Comorbidities Drive Up the Deaths Attributed to the Virus

June 10, 2009 : The WHO has received reports of 141 swine flu deaths. The majority of the victims have serious pre-existing conditions. In most cases, however, the course of the infection is mild. A recovered patient tells a German daily newspaper, the Süddeutsche Zeitung, “My main problem was finding someone to go shopping for me.”

This same issue occurred with covid. Those that died were in most cases close to death.

The 15 experts scattered around the world debated for hours. After the meeting, Chan told the press that the virus was unpredictable and unstoppable. It was official: An influenza pandemic had broken out for the first time in 41 years.

After the WHO Exaggerates a Pandemic for Pharma Profits, They Are Unrepentant

No matter how wrong the WHO gets a pandemic, the H1N1 experience indicates that they never feel bad. This is explained in the following quotation.

What was this pandemic? Was it all just “good practice for an emergency,” as WHO advisor and industry lobbyist Osterhaus puts it?

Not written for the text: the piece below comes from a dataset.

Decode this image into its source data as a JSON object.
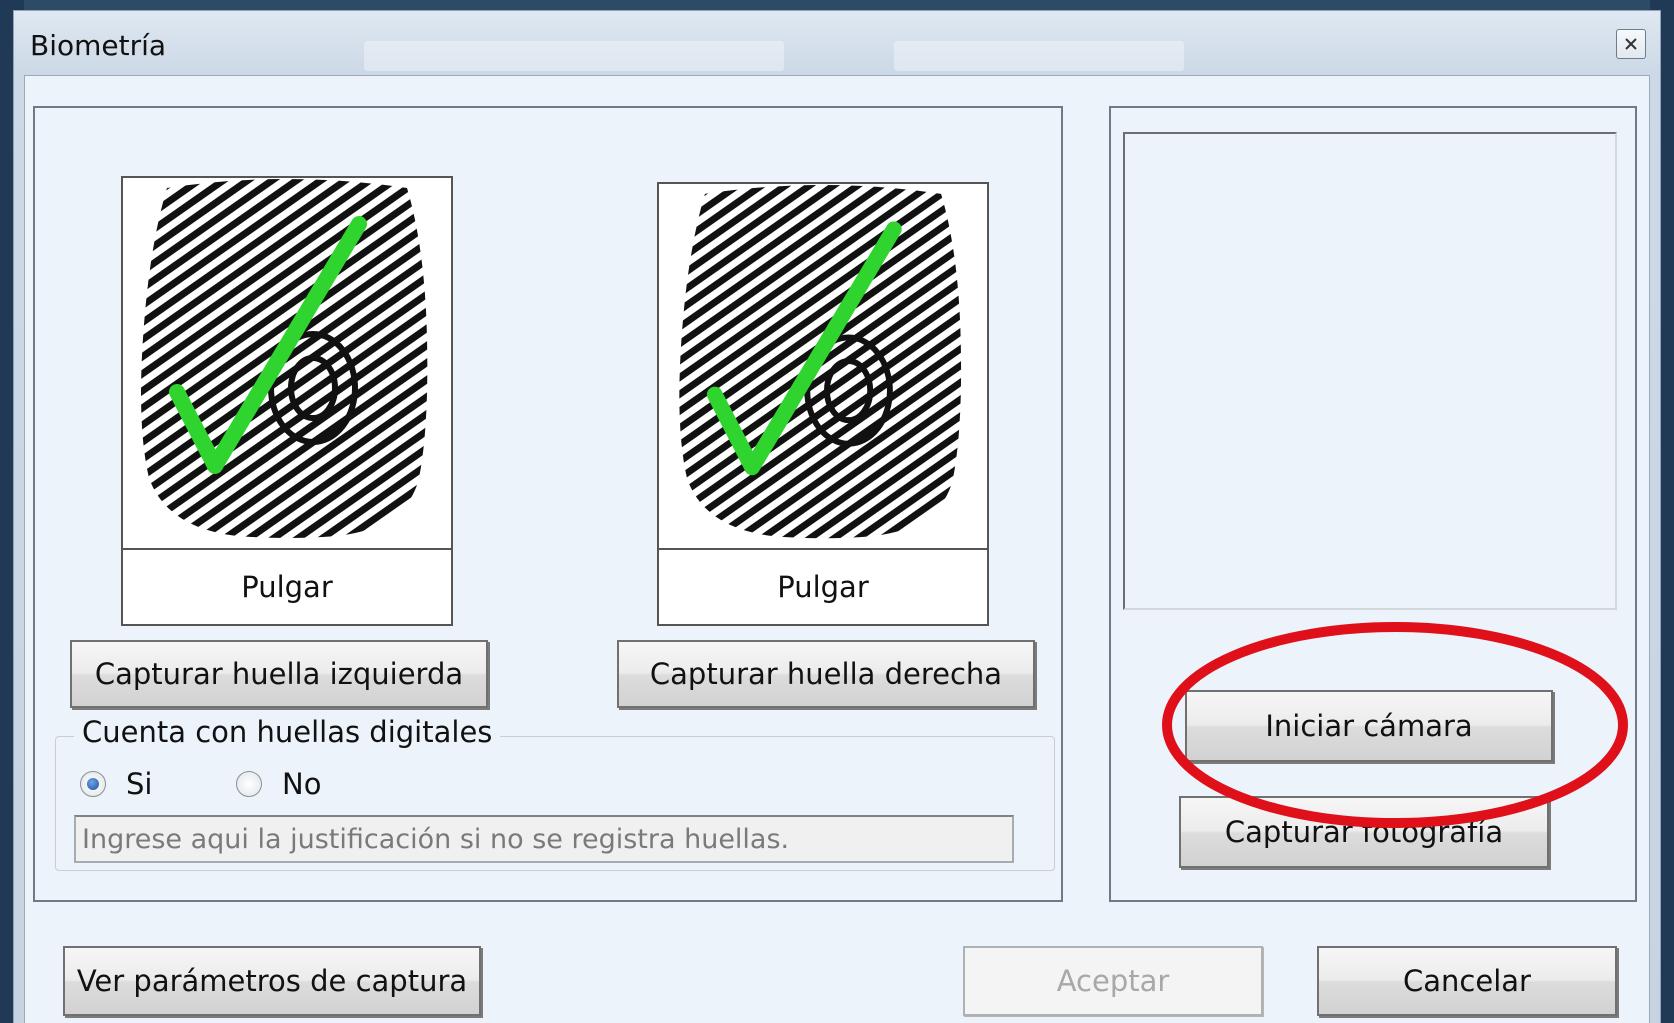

Yes, getting it wrong and wasting the resources of governments, and slaughtering enormous quantities of livestock on the basis of false claims is “good practice.”

However, observe how they still had their credibility intact after the H1N1 plandemic as people forgot.

Certainly not. No one at the WHO, RKI or PEI should feel proud of themselves. These organizations have gambled away precious confidence. When the next pandemic arrives, who will believe their assessments?

The answer is everyone believed their assessments on covid 13 years later. So it did not impact them as it should have.

Conclusion

The WHO or WPPO has credibility it should not have. It is an agent of Big Pharma and places pharmaceutical profits at the pinnacle of its priority list.